3.1 Fairness is a critical concern in the development and deployment of AI algorithms, despite their ability to enhance competitive advantage. A systematic review of 47 articles reveals a lack of formalized AI terminology and definitions, resulting in contrasting views of AI algorithmic fairness [2]. Most research has focused on the technical aspects of narrow AI, particularly in criminal justice and immigration and the health sector. Currently, AI algorithmic fairness is more focused on the technical and social/human aspects than the economic aspects. Evaluating the fairness of an AI system involves assessing its ability to produce unbiased results by evaluating the data inputs, algorithms, and decision-making processes to ensure they are free from bias. This is particularly important in areas such as hiring, lending, or insurance, where bias can have a significant impact on outcomes. A fair AI system treats all users equally, without bias or discrimination, and ensures unbiased results regardless of the user’s characteristics.

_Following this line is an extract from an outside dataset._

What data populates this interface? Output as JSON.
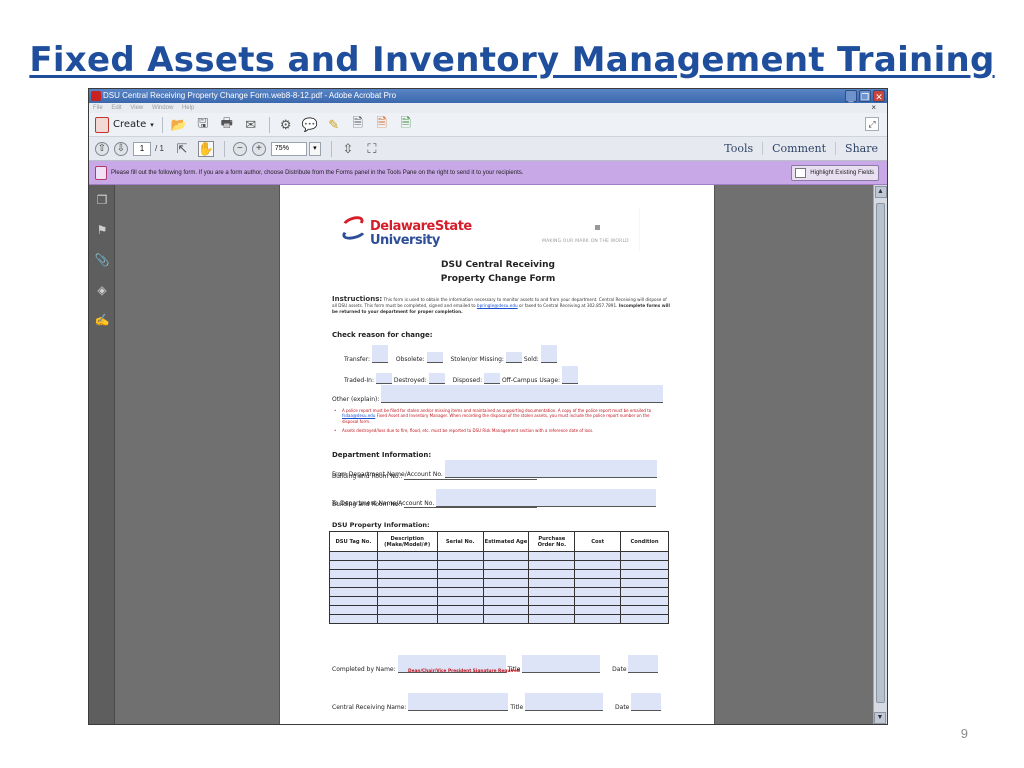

4. Explainability is an essential attribute of AI systems. It refers to the system’s ability to explain its decisions or actions in a way humans can understand, by providing transparency and interpretability. The trustworthiness of an AI system depends on a user’s ability to understand how an algorithm produces a result. Developing explainable systems is a fundamental research question of AI. A tension in engineering AI systems is that some methods do not permit the analyst to trace what feature(s) resulted in a prediction. Explainability is a fundamental concern of deploying AI systems in the clinic. Techniques for explaining how outputs arise from AI systems will enable fielding these systems and reduce risk. Storing and presenting intermediate output may aid in the explainability problem. Deep learning algorithms remain an evolving research area for explainability. This requires developers to design algorithms that are explainable and to provide clear explanations of the system’s decision-making processes.

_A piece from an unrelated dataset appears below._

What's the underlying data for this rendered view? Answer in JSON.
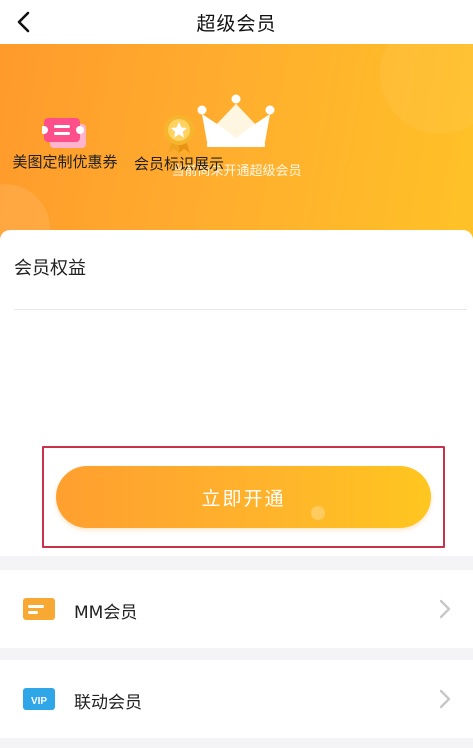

3.1 Transparency: Transparency refers to the ability of an AI system to provide clear and understandable information about how it works, including the data it uses and the algorithms it employs. A transparent system can help users understand how the system works, the inputs it uses to make decisions, and the outcomes it produces. This requires developers to provide clear documentation, user manuals, and data visualizations that help users understand the system’s operation.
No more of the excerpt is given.